Крайнин стукнул по столу так, что хлюпнуло из кружки, и луковицы спрыгнули на пол. Собачья жизнь! Денег – куры не клюют, а глотаешь эту вонь. Вскочил с табурета, подлетел к комоду, рванул нижний ящик. Стал вытаскивать из него тряпье. На самом дне новенькие купюры сотен, червонцев... Вот оно, его богатство. Все на них можно купить, да ничего не купишь. Даже бутылку коньяка попробуй взять. Сразу выпучат зенки: дескать, не по карману живет.

И тут Крайнину послышалось, что стукнули в дверь. Хмель вышибло из головы. Как зверь, попавший в сеть, стал метаться по полу, собирать разбросанные десятки. Прислушался. Стук не повторялся. Потушил свет, поковылял к запотевшему окну, дрожащей рукой протер стекло. Вроде никого. Сумерки клочкастым туманом уходили со двора, цепляясь за ветки осокорей.

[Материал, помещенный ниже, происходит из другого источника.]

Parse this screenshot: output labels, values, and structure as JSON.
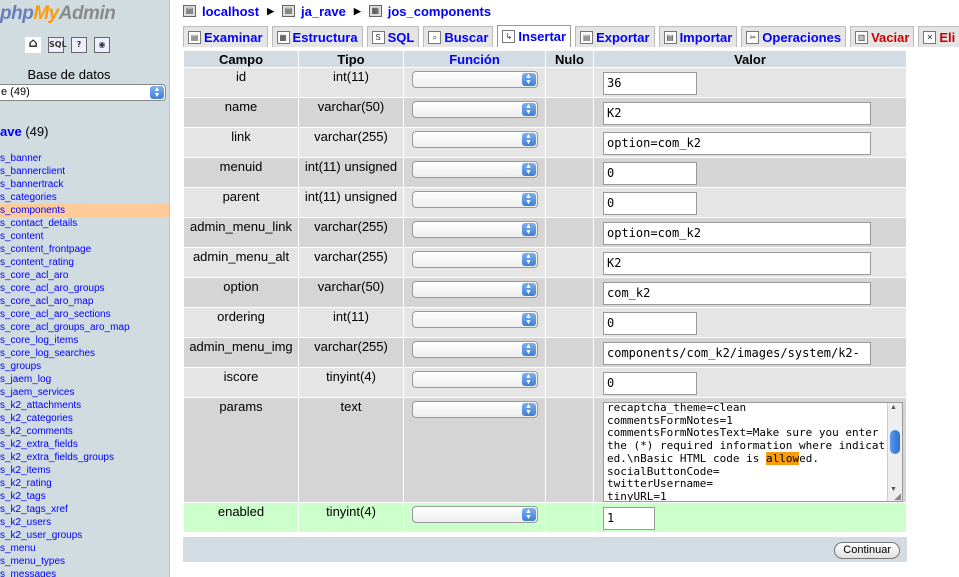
{
  "sidebar": {
    "logo": {
      "php": "php",
      "my": "My",
      "admin": "Admin"
    },
    "quick_icons": [
      "home-icon",
      "sql-icon",
      "query-icon",
      "docs-icon"
    ],
    "db_label": "Base de datos",
    "db_select_value": "e (49)",
    "db_title_name": "ave",
    "db_title_count": " (49)",
    "tables": [
      "s_banner",
      "s_bannerclient",
      "s_bannertrack",
      "s_categories",
      "s_components",
      "s_contact_details",
      "s_content",
      "s_content_frontpage",
      "s_content_rating",
      "s_core_acl_aro",
      "s_core_acl_aro_groups",
      "s_core_acl_aro_map",
      "s_core_acl_aro_sections",
      "s_core_acl_groups_aro_map",
      "s_core_log_items",
      "s_core_log_searches",
      "s_groups",
      "s_jaem_log",
      "s_jaem_services",
      "s_k2_attachments",
      "s_k2_categories",
      "s_k2_comments",
      "s_k2_extra_fields",
      "s_k2_extra_fields_groups",
      "s_k2_items",
      "s_k2_rating",
      "s_k2_tags",
      "s_k2_tags_xref",
      "s_k2_users",
      "s_k2_user_groups",
      "s_menu",
      "s_menu_types",
      "s_messages"
    ],
    "active_table_index": 4
  },
  "breadcrumb": {
    "server": "localhost",
    "database": "ja_rave",
    "table": "jos_components"
  },
  "tabs": [
    {
      "label": "Examinar",
      "icon": "browse-icon"
    },
    {
      "label": "Estructura",
      "icon": "structure-icon"
    },
    {
      "label": "SQL",
      "icon": "sql-icon"
    },
    {
      "label": "Buscar",
      "icon": "search-icon"
    },
    {
      "label": "Insertar",
      "icon": "insert-icon"
    },
    {
      "label": "Exportar",
      "icon": "export-icon"
    },
    {
      "label": "Importar",
      "icon": "import-icon"
    },
    {
      "label": "Operaciones",
      "icon": "operations-icon"
    },
    {
      "label": "Vaciar",
      "icon": "empty-icon"
    },
    {
      "label": "Eli",
      "icon": "drop-icon"
    }
  ],
  "active_tab": "Insertar",
  "columns": {
    "campo": "Campo",
    "tipo": "Tipo",
    "funcion": "Función",
    "nulo": "Nulo",
    "valor": "Valor"
  },
  "rows": [
    {
      "campo": "id",
      "tipo": "int(11)",
      "valor": "36"
    },
    {
      "campo": "name",
      "tipo": "varchar(50)",
      "valor": "K2"
    },
    {
      "campo": "link",
      "tipo": "varchar(255)",
      "valor": "option=com_k2"
    },
    {
      "campo": "menuid",
      "tipo": "int(11) unsigned",
      "valor": "0"
    },
    {
      "campo": "parent",
      "tipo": "int(11) unsigned",
      "valor": "0"
    },
    {
      "campo": "admin_menu_link",
      "tipo": "varchar(255)",
      "valor": "option=com_k2"
    },
    {
      "campo": "admin_menu_alt",
      "tipo": "varchar(255)",
      "valor": "K2"
    },
    {
      "campo": "option",
      "tipo": "varchar(50)",
      "valor": "com_k2"
    },
    {
      "campo": "ordering",
      "tipo": "int(11)",
      "valor": "0"
    },
    {
      "campo": "admin_menu_img",
      "tipo": "varchar(255)",
      "valor": "components/com_k2/images/system/k2-"
    },
    {
      "campo": "iscore",
      "tipo": "tinyint(4)",
      "valor": "0"
    },
    {
      "campo": "params",
      "tipo": "text",
      "valor_before": "recaptcha_theme=clean\ncommentsFormNotes=1\ncommentsFormNotesText=Make sure you enter the (*) required information where indicated.\\nBasic HTML code is ",
      "valor_highlight": "allow",
      "valor_after": "ed.\nsocialButtonCode=\ntwitterUsername=\ntinyURL=1"
    },
    {
      "campo": "enabled",
      "tipo": "tinyint(4)",
      "valor": "1"
    }
  ],
  "continue_button": "Continuar"
}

Страх отошел. Крайнину сразу сделалось зябко. Вернулся к столу и, насилуя себя, сделал два судорожных глотка из кружки. И снова жар потек по жилам. Крайнин постыло обвел комнату туманным взглядом, уронил голову на стол и заплакал.

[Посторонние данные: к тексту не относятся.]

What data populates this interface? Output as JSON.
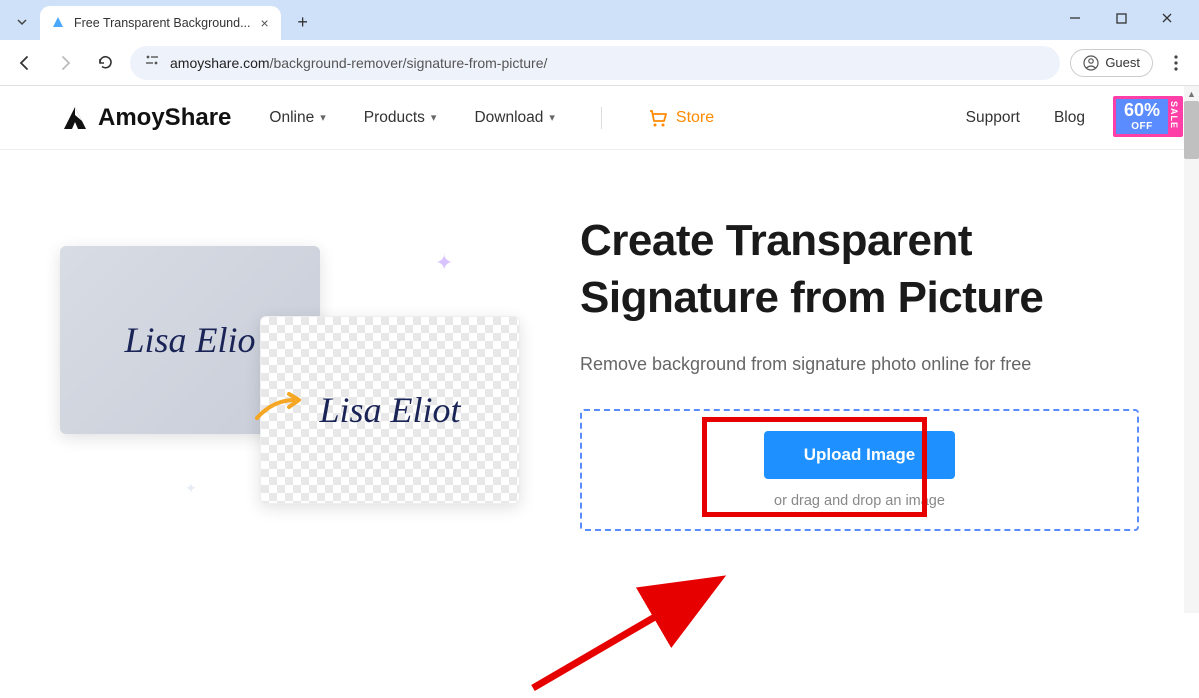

...Михаил Зайцев родился в Саратове. Ему было пятнадцать, когда на глазах утонула в Волге мать. Примерно через год отец спутался с гостившей по соседству красавицей-корсачкой и махнул с молодкой на Нижний Баскунчак. Там устроился на промыслах соли. Письма от него шли все реже и реже, потом их совсем не стало. Бабка, под чьим присмотром остался Мишка, вскоре умерла, и он оказался один в сырой комнатушке.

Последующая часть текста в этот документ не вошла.